Starting with a pre-assessment, this short training will gauge what students already know about suicide prevention and explain meaningful vocabulary and language choices in talking about suicide. The training will include information on why people attempt suicide, specific warning signs, what to say and do in various situations where someone you know is thinking about suicide, and where to seek additional support. After two hours, students take a post-assessment to understand what they learned.

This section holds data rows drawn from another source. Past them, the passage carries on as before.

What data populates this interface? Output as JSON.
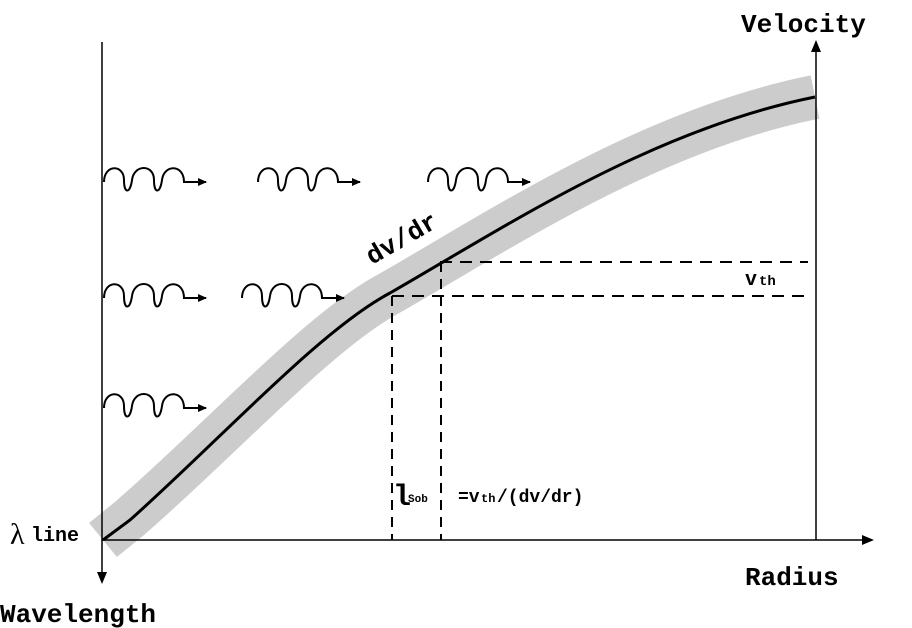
{
  "labels": {
    "velocity": "Velocity",
    "radius": "Radius",
    "wavelength": "Wavelength",
    "lambda_symbol": "λ",
    "lambda_subscript": "line",
    "gradient": "dv/dr",
    "thermal_v": "v",
    "thermal_sub": "th",
    "sobolev_l": "l",
    "sobolev_sub": "Sob",
    "sobolev_eq_prefix": "=v",
    "sobolev_eq_sub": "th",
    "sobolev_eq_suffix": "/(dv/dr)"
  },
  "colors": {
    "ink": "#000000",
    "band": "#cccccc",
    "background": "#ffffff"
  },
  "photon_rows": [
    3,
    2,
    1
  ]
}
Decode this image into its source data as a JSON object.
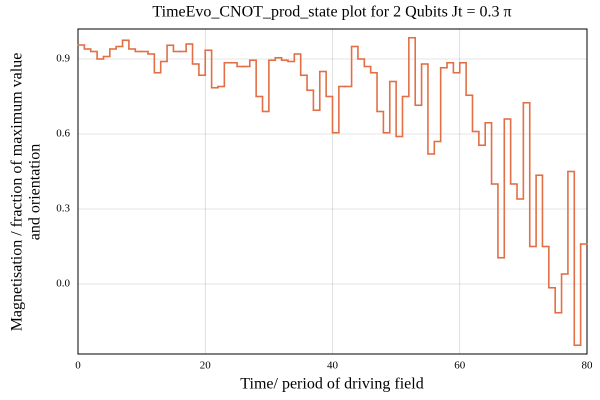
{
  "chart_data": {
    "type": "step",
    "title": "TimeEvo_CNOT_prod_state plot for 2 Qubits Jt = 0.3 π",
    "xlabel": "Time/ period of driving field",
    "ylabel": [
      "Magnetisation / fraction of maximum value",
      "and orientation"
    ],
    "x": [
      0,
      1,
      2,
      3,
      4,
      5,
      6,
      7,
      8,
      9,
      10,
      11,
      12,
      13,
      14,
      15,
      16,
      17,
      18,
      19,
      20,
      21,
      22,
      23,
      24,
      25,
      26,
      27,
      28,
      29,
      30,
      31,
      32,
      33,
      34,
      35,
      36,
      37,
      38,
      39,
      40,
      41,
      42,
      43,
      44,
      45,
      46,
      47,
      48,
      49,
      50,
      51,
      52,
      53,
      54,
      55,
      56,
      57,
      58,
      59,
      60,
      61,
      62,
      63,
      64,
      65,
      66,
      67,
      68,
      69,
      70,
      71,
      72,
      73,
      74,
      75,
      76,
      77,
      78,
      79
    ],
    "series": [
      {
        "color": "#e26f46",
        "values": [
          0.956,
          0.94,
          0.93,
          0.9,
          0.91,
          0.94,
          0.95,
          0.975,
          0.94,
          0.93,
          0.93,
          0.92,
          0.845,
          0.89,
          0.955,
          0.93,
          0.93,
          0.96,
          0.88,
          0.835,
          0.935,
          0.785,
          0.79,
          0.885,
          0.885,
          0.87,
          0.87,
          0.895,
          0.75,
          0.69,
          0.895,
          0.905,
          0.895,
          0.89,
          0.92,
          0.835,
          0.775,
          0.695,
          0.85,
          0.75,
          0.605,
          0.79,
          0.79,
          0.95,
          0.9,
          0.87,
          0.845,
          0.69,
          0.605,
          0.81,
          0.59,
          0.75,
          0.985,
          0.715,
          0.88,
          0.52,
          0.57,
          0.865,
          0.885,
          0.845,
          0.885,
          0.755,
          0.61,
          0.555,
          0.645,
          0.4,
          0.105,
          0.66,
          0.4,
          0.34,
          0.725,
          0.15,
          0.435,
          0.15,
          -0.015,
          -0.115,
          0.04,
          0.45,
          -0.245,
          0.16
        ]
      }
    ],
    "xlim": [
      0,
      80
    ],
    "xticks": [
      0,
      20,
      40,
      60,
      80
    ],
    "ylim": [
      -0.28,
      1.02
    ],
    "yticks": [
      {
        "value": 0,
        "label": "0.0"
      },
      0.3,
      0.6,
      0.9
    ],
    "grid": true
  }
}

Suicide is the second leading cause of death among youth attending college and universities in the U.S. Eighteen percent of undergraduate students and 15 percent of graduate students reported having seriously considered attempting suicide across their lifetime. The same study showed that 40 to 50 percent reported multiple episodes of serious suicidal thoughts. With rising stress and depression levels brought on by the COVID-19 pandemic, this training is even more applicable.
In a video, CAPS explained that, counselors are the first sign of care for students struggling with mental health concerns, but they do not have the opportunity to see every student. The presenter continued, and explained that suicide may be difficult to discuss, but awareness around the topic will help save the lives of loved ones. It is important to know how to recognize and respond to those in crisis and promote help-seeking behaviors.
“Suicide is a difficult subject for many, but with data showing that suicide is the second leading cause of death among college students, discussion and training are vital. It can literally save a life,” said Kheia Hilton, CAPS Multicultural Outreach and Prevention Services coordinator. “Mason CARES provides suicide prevention skills to those who are not mental health professionals and helps them become better equipped to provide support and talk to others about suicide.”